Para não dizer que não falei de Warat

13/05/2016

Por Elpídio Paiva Luz Segundo – 13/05/2016

A primeira vez que ouvi falar em Warat foi em 2002, na PUC-Minas, em uma aula de Teoria Geral do Processo ministrada pelo Professor Rosemiro Pereira Leal, que falara sobre a força do mito entre os juristas.

Após a aula, dirigi-me à biblioteca do campus e lá tive um “espanto”, no sentido filosófico do termo. Encontrei entre as prateleiras um livro intitulado “Introdução Geral ao Direito: a epistemologia jurídica da modernidade”, de Luis Alberto Warat, editado pela Sergio Fabris, de Porto Alegre.

Portenho de origem polonesa, Warat foi professor na sua terra natal e no Brasil. Aqui, lecionou na Unisinos, na UFSC, na UFRJ, na URI e na UnB. Gerações de juristas brasileiros e argentinos aprenderam a aprender o Direito[1], com as escusas do trocadilho, com o argentino. Entre seus orientandos estão os Professores Lênio Luiz Streck e Leonel Severo Rocha, que foram seus alunos no Mestrado em Direito da Universidade Federal de Santa Catarina.

Uma pausa antes de avançar. O texto waratiano é organizado em quatro partes, quais sejam: i) reflexões preliminares; ii) o monastério dos sábios; iii) o poder da pureza; iv) elementos de epistemologia crítica. Além disso, inclui um “apêndice didático”.

Este artigo se propõe a examinar o primeiro capítulo da segunda parte, qual seja, “o monastério dos sábios: o sentido comum teórico dos juristas”, de 1986.  De antemão, percebe-se que, passados quase trinta anos da Constituição de 1988, pouco mudou[2], pois continua-se a olhar o novo com os olhos do velho[3].

Mas, o que é isto: olhar o novo com os olhos do velho?

Uma nova Constituição, erigida com base em uma nova matriz teórica, precisava de novos modelos de análise: uma teoria das fontes, uma teoria da norma e uma teoria hermenêutica que abarcasse os direitos de segunda e terceira dimensões[4]. Como a Constituição continuou a ser concebida como um documento de cariz político até o raiar do constitucionalismo da efetividade, apostou-se em uma doutrina constitucional de vanguarda, que levou, como efeito colateral, a um ativismo inconsequente.

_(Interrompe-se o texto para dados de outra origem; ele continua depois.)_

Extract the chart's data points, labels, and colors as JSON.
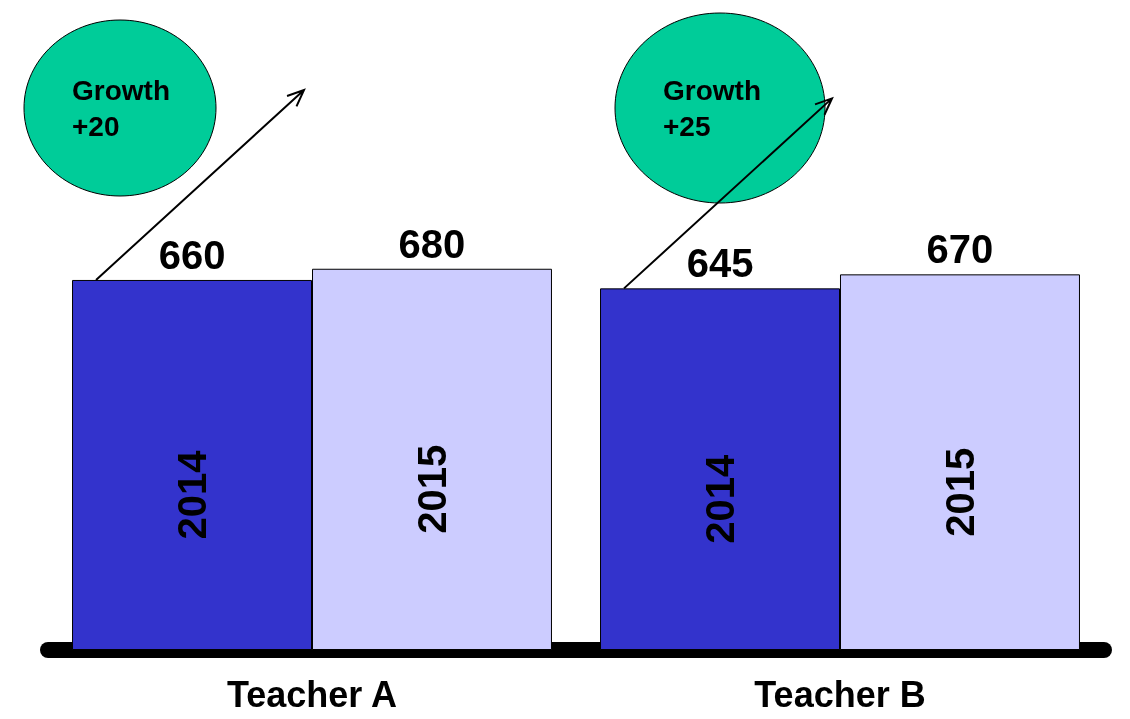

Se o novo modelo apostava na estrutura do Direito (objetivismo), ter-se-ia adotado uma postura de perfil subjetivista, o que ensejou o decisionismo e, igualmente, o instrumentalismo, no âmbito do processo civil, assim como o padrão inquisitivo, no processo penal[5]. Para enfrentá-los, a hermenêutica funcionaria como um dique para impedir que a democracia como método e forma de organização política fosse substituída pelo “governo dos juízes”.

Para sair dessa aporia, é necessário questionar o lugar do sujeito e a noção de verdade. Será o sujeito de direito, de um prisma exegético, ou, talvez, normativo, o âmago a partir do qual é produzido o direito? Como é que se cria a percepção juridicista do mundo?[6] Ela dá conta das malhas do real? Warat fala de uma ilusão epistêmica, que é captada, por exemplo, na ideia da “verdade real” presente no Direito Processual Penal.

O sentido comum teórico dos juristas deve ser compreendido como[7]:

Um conglomerado de opiniões, crenças, ficções, fetiches, hábitos expressivos, estereótipos que governam e disciplinam anonimamente a produção social da subjetividade dos operadores da lei e do saber do direito, compensando-os de suas carências. Visões, recordações, ideias dispersas, neutralizações simbólicas que estabelecem um clima significativo para os discursos do direito antes que eles se tornem audíveis ou visíveis.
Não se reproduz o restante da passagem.